Eine Flugstunde östlich von Krasnojarsk greifen die Ärzte und Sanitäter selbst zu rabiaten Mitteln, um sich ihrer Haut zu wehren. Neben Aspirin, Spritzen und Verbandsmaterial führen manche Mediziner dort einen Elektroschocker mit sich.
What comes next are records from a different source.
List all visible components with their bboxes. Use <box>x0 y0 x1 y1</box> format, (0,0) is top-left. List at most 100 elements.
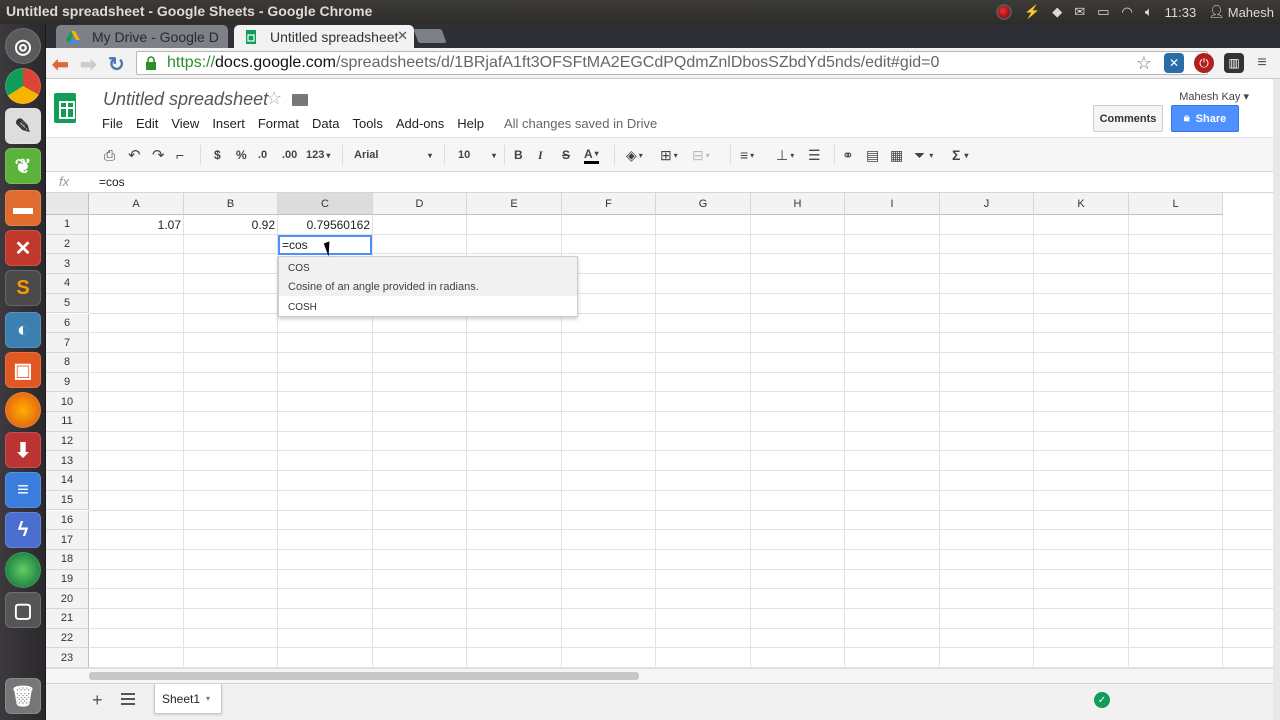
menu-view[interactable]: View <box>171 116 199 131</box>
italic-button[interactable]: I <box>538 146 543 164</box>
column-header-e[interactable]: E <box>467 193 562 215</box>
horizontal-scroll-thumb[interactable] <box>89 672 639 680</box>
filter-icon[interactable]: ⏷ ▾ <box>914 146 933 164</box>
column-header-j[interactable]: J <box>940 193 1034 215</box>
comments-button[interactable]: Comments <box>1093 105 1163 132</box>
cell-b1[interactable]: 0.92 <box>184 218 278 232</box>
vertical-scrollbar[interactable] <box>1273 79 1280 720</box>
chevron-down-icon[interactable]: ▾ <box>206 694 210 703</box>
launcher-home-icon[interactable]: ◎ <box>5 28 41 64</box>
extension-box-icon[interactable]: ▥ <box>1224 53 1244 73</box>
clock[interactable]: 11:33 <box>1159 0 1203 24</box>
launcher-sublime-icon[interactable]: S <box>5 270 41 306</box>
record-indicator-icon[interactable] <box>990 0 1018 24</box>
column-header-b[interactable]: B <box>184 193 278 215</box>
extension-x-icon[interactable]: ✕ <box>1164 53 1184 73</box>
text-wrap-icon[interactable]: ☰ <box>808 146 821 164</box>
back-button[interactable]: ⬅ <box>52 52 69 77</box>
sheet-tab-sheet1[interactable]: Sheet1 ▾ <box>154 684 222 714</box>
close-tab-icon[interactable]: ✕ <box>397 28 408 44</box>
functions-button[interactable]: Σ ▾ <box>952 146 968 164</box>
user-menu[interactable]: 👤︎ Mahesh <box>1202 0 1280 24</box>
row-header-6[interactable]: 6 <box>46 313 89 334</box>
menu-file[interactable]: File <box>102 116 123 131</box>
launcher-folder-icon[interactable]: ▬ <box>5 190 41 226</box>
mail-icon[interactable]: ✉ <box>1068 0 1091 24</box>
row-header-7[interactable]: 7 <box>46 333 89 353</box>
star-icon[interactable]: ☆ <box>266 88 282 109</box>
merge-cells-icon[interactable]: ⊟ ▾ <box>692 146 710 164</box>
launcher-store-icon[interactable]: ▣ <box>5 352 41 388</box>
volume-icon[interactable]: 🔈︎ <box>1139 0 1159 24</box>
battery-icon[interactable]: ▭ <box>1091 0 1115 24</box>
launcher-trash-icon[interactable]: 🗑︎ <box>5 678 41 714</box>
forward-button[interactable]: ➡ <box>80 52 97 77</box>
more-formats-button[interactable]: 123 ▾ <box>306 146 330 164</box>
share-button[interactable]: 🔒︎ Share <box>1171 105 1239 132</box>
row-header-1[interactable]: 1 <box>46 215 89 235</box>
column-header-d[interactable]: D <box>373 193 467 215</box>
redo-icon[interactable]: ↷ <box>152 146 165 164</box>
row-header-21[interactable]: 21 <box>46 609 89 629</box>
strikethrough-button[interactable]: S <box>562 146 570 164</box>
launcher-flash-icon[interactable]: ϟ <box>5 512 41 548</box>
menu-format[interactable]: Format <box>258 116 299 131</box>
bold-button[interactable]: B <box>514 146 523 164</box>
fill-color-icon[interactable]: ◈ ▾ <box>626 146 643 164</box>
font-family-select[interactable]: Arial ▾ <box>354 146 432 164</box>
row-header-22[interactable]: 22 <box>46 628 89 649</box>
extension-power-icon[interactable]: ⏻ <box>1194 53 1214 73</box>
insert-comment-icon[interactable]: ▤ <box>866 146 879 164</box>
launcher-globe-icon[interactable] <box>5 552 41 588</box>
select-all-corner[interactable] <box>46 193 89 215</box>
insert-link-icon[interactable]: ⚭ <box>842 146 854 164</box>
row-header-8[interactable]: 8 <box>46 352 89 373</box>
horizontal-align-icon[interactable]: ≡ ▾ <box>740 146 754 164</box>
formula-input[interactable]: =cos <box>99 175 125 189</box>
row-header-10[interactable]: 10 <box>46 392 89 412</box>
text-color-button[interactable]: A ▾ <box>584 146 599 164</box>
column-header-k[interactable]: K <box>1034 193 1129 215</box>
browser-tab-my-drive[interactable]: My Drive - Google D <box>56 25 228 48</box>
address-bar[interactable]: https://docs.google.com/spreadsheets/d/1… <box>136 51 1208 75</box>
chrome-menu-icon[interactable]: ≡ <box>1252 53 1272 73</box>
row-header-12[interactable]: 12 <box>46 431 89 452</box>
autocomplete-item[interactable]: COSH <box>279 296 577 316</box>
row-header-13[interactable]: 13 <box>46 451 89 472</box>
row-header-3[interactable]: 3 <box>46 254 89 275</box>
column-header-h[interactable]: H <box>751 193 845 215</box>
paint-format-icon[interactable]: ⌐ <box>176 146 184 164</box>
row-header-4[interactable]: 4 <box>46 274 89 294</box>
menu-tools[interactable]: Tools <box>352 116 382 131</box>
reload-button[interactable]: ↻ <box>108 52 125 77</box>
autocomplete-item-highlighted[interactable]: COS Cosine of an angle provided in radia… <box>279 257 577 296</box>
font-size-select[interactable]: 10 ▾ <box>458 146 496 164</box>
vertical-align-icon[interactable]: ⊥ ▾ <box>776 146 794 164</box>
row-header-14[interactable]: 14 <box>46 471 89 491</box>
bookmark-star-icon[interactable]: ☆ <box>1134 53 1154 73</box>
row-header-19[interactable]: 19 <box>46 569 89 590</box>
launcher-document-icon[interactable]: ≡ <box>5 472 41 508</box>
all-sheets-icon[interactable] <box>121 693 135 705</box>
row-header-11[interactable]: 11 <box>46 412 89 432</box>
sheets-logo-icon[interactable] <box>54 93 76 123</box>
row-header-2[interactable]: 2 <box>46 234 89 255</box>
menu-insert[interactable]: Insert <box>212 116 245 131</box>
row-header-15[interactable]: 15 <box>46 490 89 511</box>
launcher-chrome-icon[interactable] <box>5 68 41 104</box>
borders-icon[interactable]: ⊞ ▾ <box>660 146 678 164</box>
column-header-g[interactable]: G <box>656 193 751 215</box>
launcher-workspace-icon[interactable]: ▢ <box>5 592 41 628</box>
launcher-firefox-icon[interactable] <box>5 392 41 428</box>
column-header-a[interactable]: A <box>89 193 184 215</box>
row-header-17[interactable]: 17 <box>46 530 89 550</box>
currency-button[interactable]: $ <box>214 146 221 164</box>
new-tab-button[interactable] <box>413 29 447 43</box>
account-menu[interactable]: Mahesh Kay ▾ <box>1179 90 1249 103</box>
column-header-c[interactable]: C <box>278 193 373 215</box>
document-title[interactable]: Untitled spreadsheet <box>103 89 268 110</box>
column-header-l[interactable]: L <box>1129 193 1223 215</box>
row-header-18[interactable]: 18 <box>46 549 89 570</box>
launcher-leaf-icon[interactable]: ❦ <box>5 148 41 184</box>
row-header-9[interactable]: 9 <box>46 372 89 393</box>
Der helfe vor allem in den dunklen Wintermonaten, wenn der Alkoholkonsum in den Familien immer wieder zu Exzessen führe.
"Wenn wir früher mit unseren weißen Kitteln aufgetaucht sind, haben uns die Menschen sofort bereitwillig unterstützt", berichtete Alexander Schulgin, Rettungsarzt in der Stadt Angarsk bei Irkutsk, dem regionalen Fernsehsender AS Baikal TV. Doch diese Zeiten seien definitiv vorbei. Noch hätten viele Ärzte Skrupel, eine solche Hochspannungs-Waffe mit sich zu führen. Doch zugleich steige die Nachfrage nach den Selbstschutzgeräten enorm.